Ha inserito nel disco una serie di vecchie foto di famiglia, tutte con quella sfumatura seppia tipica degli scatti di quel periodo. Che rapporto ha con la nostalgia?

"Io, come tutti i siciliani, ho un rapporto con la memoria quasi mitizzato. A volte penso che tutto quello che canto non sia altro che una ricerca di un mondo perduto. La mia musica è solare, ma dietro c’è sempre un fondo malinconico. Energia, sorriso, vitalità, ma è come nella musica brasiliana: tanto ritmo, ma c’è ‘la lacrima chiara sulla pelle scura’. L’unione di questi due sentimenti crea la magia. Sono un appassionato di Gesualdo Bufalino, in Argo il cieco fa diventare la memoria un sogno”.

Ha conosciuto bene Battiato. Che ricordo ha di lui? E ci sono altri colleghi, tra i tanti con cui ha collaborato, cui è rimasto particolarmente legato?

“Battiato era una persona che ti conquistava perché aveva un carisma naturale ma si divertiva a contraddire l’idea che potevi avere di lui, quello di un mistico molto austero. In realtà era un grande barzelliettere, spiritosissimo. Se tentavi di avere un contatto col suo terreno culturale si divertiva a sdrammatizzare. Con altri artisti ho trovato sempre il piacere di conoscersi. Mi sono divertito moltissimo con Bianconi, che è un altro musicista che ama collaborare. È colto, scrivere insieme è molto divertente”.

Pochi giorni fa abbiamo letto in un’intervista un giudizio un po’ duro su Amadeus, qualcosa del tipo “sappiamo che la scelta del cast di Sanremo l’ha fatta suo figlio”.

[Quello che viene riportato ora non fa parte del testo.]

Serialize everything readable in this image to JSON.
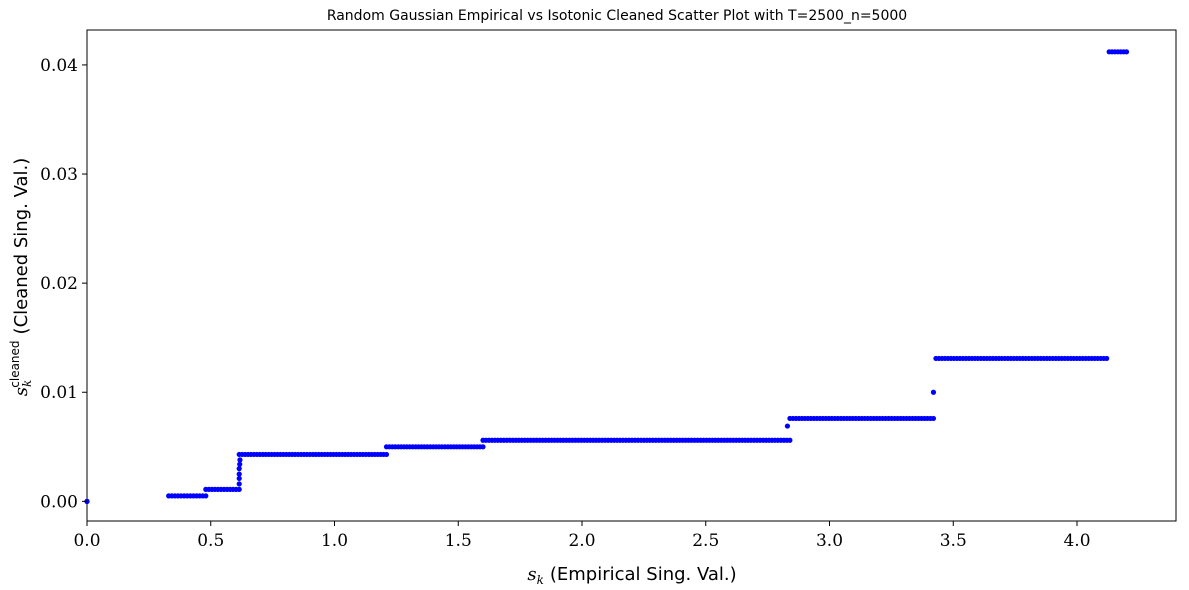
{
  "chart_data": {
    "type": "scatter",
    "title": "Random Gaussian Empirical vs Isotonic Cleaned Scatter Plot with T=2500_n=5000",
    "xlabel": {
      "symbol": "s",
      "subscript": "k",
      "text": "(Empirical Sing. Val.)"
    },
    "ylabel": {
      "symbol": "s",
      "subscript": "k",
      "superscript": "cleaned",
      "text": "(Cleaned Sing. Val.)"
    },
    "xlim": [
      0.0,
      4.4
    ],
    "ylim": [
      -0.0018,
      0.0432
    ],
    "xticks": [
      "0.0",
      "0.5",
      "1.0",
      "1.5",
      "2.0",
      "2.5",
      "3.0",
      "3.5",
      "4.0"
    ],
    "xtick_values": [
      0.0,
      0.5,
      1.0,
      1.5,
      2.0,
      2.5,
      3.0,
      3.5,
      4.0
    ],
    "yticks": [
      "0.00",
      "0.01",
      "0.02",
      "0.03",
      "0.04"
    ],
    "ytick_values": [
      0.0,
      0.01,
      0.02,
      0.03,
      0.04
    ],
    "grid": false,
    "marker_color": "#0000ff",
    "series": [
      {
        "segments": [
          {
            "x_start": 0.0,
            "x_end": 0.0,
            "y": 0.0
          },
          {
            "x_start": 0.33,
            "x_end": 0.48,
            "y": 0.0005
          },
          {
            "x_start": 0.48,
            "x_end": 0.615,
            "y": 0.0011
          },
          {
            "x_start": 0.615,
            "x_end": 1.21,
            "y": 0.0043
          },
          {
            "x_start": 1.21,
            "x_end": 1.6,
            "y": 0.005
          },
          {
            "x_start": 1.6,
            "x_end": 2.84,
            "y": 0.0056
          },
          {
            "x_start": 2.84,
            "x_end": 3.42,
            "y": 0.0076
          },
          {
            "x_start": 3.43,
            "x_end": 4.12,
            "y": 0.0131
          },
          {
            "x_start": 4.13,
            "x_end": 4.2,
            "y": 0.0412
          }
        ],
        "points": [
          {
            "x": 0.615,
            "y": 0.0016
          },
          {
            "x": 0.615,
            "y": 0.0021
          },
          {
            "x": 0.615,
            "y": 0.0025
          },
          {
            "x": 0.615,
            "y": 0.003
          },
          {
            "x": 0.617,
            "y": 0.0034
          },
          {
            "x": 0.618,
            "y": 0.0038
          },
          {
            "x": 2.83,
            "y": 0.0069
          },
          {
            "x": 3.42,
            "y": 0.01
          }
        ]
      }
    ]
  }
}
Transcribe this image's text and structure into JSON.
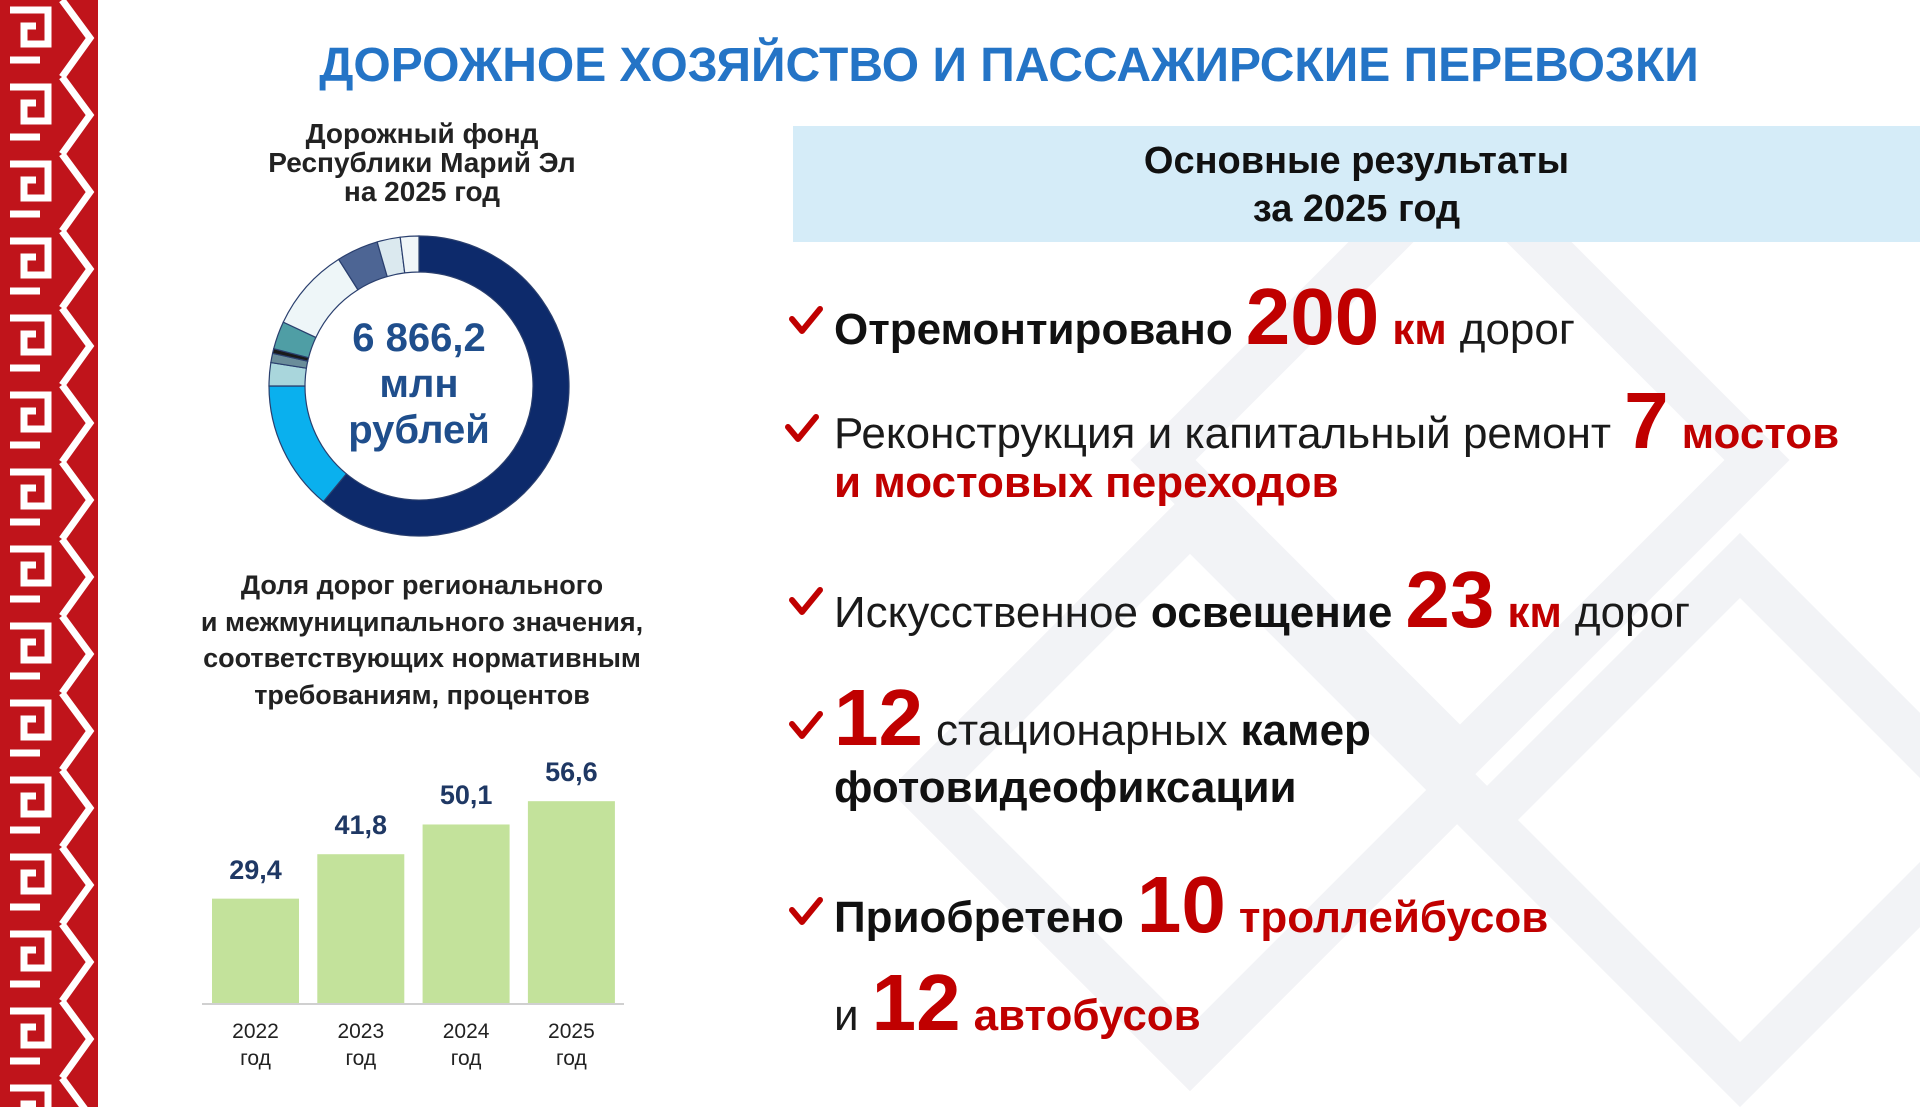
{
  "title": "ДОРОЖНОЕ ХОЗЯЙСТВО И ПАССАЖИРСКИЕ ПЕРЕВОЗКИ",
  "chart_data": [
    {
      "type": "donut",
      "title": [
        "Дорожный фонд",
        "Республики Марий Эл",
        "на 2025 год"
      ],
      "center_text": [
        "6 866,2",
        "млн",
        "рублей"
      ],
      "values": [
        61,
        14,
        2.5,
        1,
        0.5,
        3,
        9,
        4.5,
        2.5,
        2
      ],
      "colors": [
        "#0d2a6b",
        "#0ab0ee",
        "#a9d6dc",
        "#6a8d9a",
        "#1a1a1a",
        "#4f9ea5",
        "#eef6f8",
        "#4d6594",
        "#dbe9ef",
        "#f0f6f8"
      ]
    },
    {
      "type": "bar",
      "title": [
        "Доля дорог регионального",
        "и межмуниципального значения,",
        "соответствующих нормативным",
        "требованиям, процентов"
      ],
      "categories": [
        "2022 год",
        "2023 год",
        "2024 год",
        "2025 год"
      ],
      "values": [
        29.4,
        41.8,
        50.1,
        56.6
      ],
      "value_labels": [
        "29,4",
        "41,8",
        "50,1",
        "56,6"
      ],
      "color": "#c3e29b",
      "ylim": [
        0,
        60
      ]
    }
  ],
  "results": {
    "title": [
      "Основные результаты",
      "за 2025 год"
    ],
    "items": [
      {
        "lines": [
          [
            {
              "text": "Отремонтировано",
              "style": "bold"
            },
            {
              "text": "200",
              "style": "red-big"
            },
            {
              "text": "км",
              "style": "red"
            },
            {
              "text": "дорог",
              "style": "normal"
            }
          ]
        ]
      },
      {
        "lines": [
          [
            {
              "text": "Реконструкция и капитальный ремонт",
              "style": "normal"
            },
            {
              "text": "7",
              "style": "red-big"
            },
            {
              "text": "мостов",
              "style": "red"
            }
          ],
          [
            {
              "text": "и мостовых переходов",
              "style": "red"
            }
          ]
        ]
      },
      {
        "lines": [
          [
            {
              "text": "Искусственное",
              "style": "normal"
            },
            {
              "text": "освещение",
              "style": "bold"
            },
            {
              "text": "23",
              "style": "red-big"
            },
            {
              "text": "км",
              "style": "red"
            },
            {
              "text": "дорог",
              "style": "normal"
            }
          ]
        ]
      },
      {
        "lines": [
          [
            {
              "text": "12",
              "style": "red-big"
            },
            {
              "text": "стационарных",
              "style": "normal"
            },
            {
              "text": "камер",
              "style": "bold"
            }
          ],
          [
            {
              "text": "фотовидеофиксации",
              "style": "bold"
            }
          ]
        ]
      },
      {
        "lines": [
          [
            {
              "text": "Приобретено",
              "style": "bold"
            },
            {
              "text": "10",
              "style": "red-big"
            },
            {
              "text": "троллейбусов",
              "style": "red"
            }
          ],
          [
            {
              "text": "и",
              "style": "normal"
            },
            {
              "text": "12",
              "style": "red-big"
            },
            {
              "text": "автобусов",
              "style": "red"
            }
          ]
        ]
      }
    ]
  }
}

“I Sanremo di Amadeus sono stati molto giovanilisti. Ho aggiunto, in serenità, che magari il figlio potrebbe essere stato un consulente, funzionando come antenna. Solo che una fascia di cantautori italiani ha finito per soffrirne un po’. Della vecchia guardia, alla fine, c’erano solo i Ricchi e Poveri”.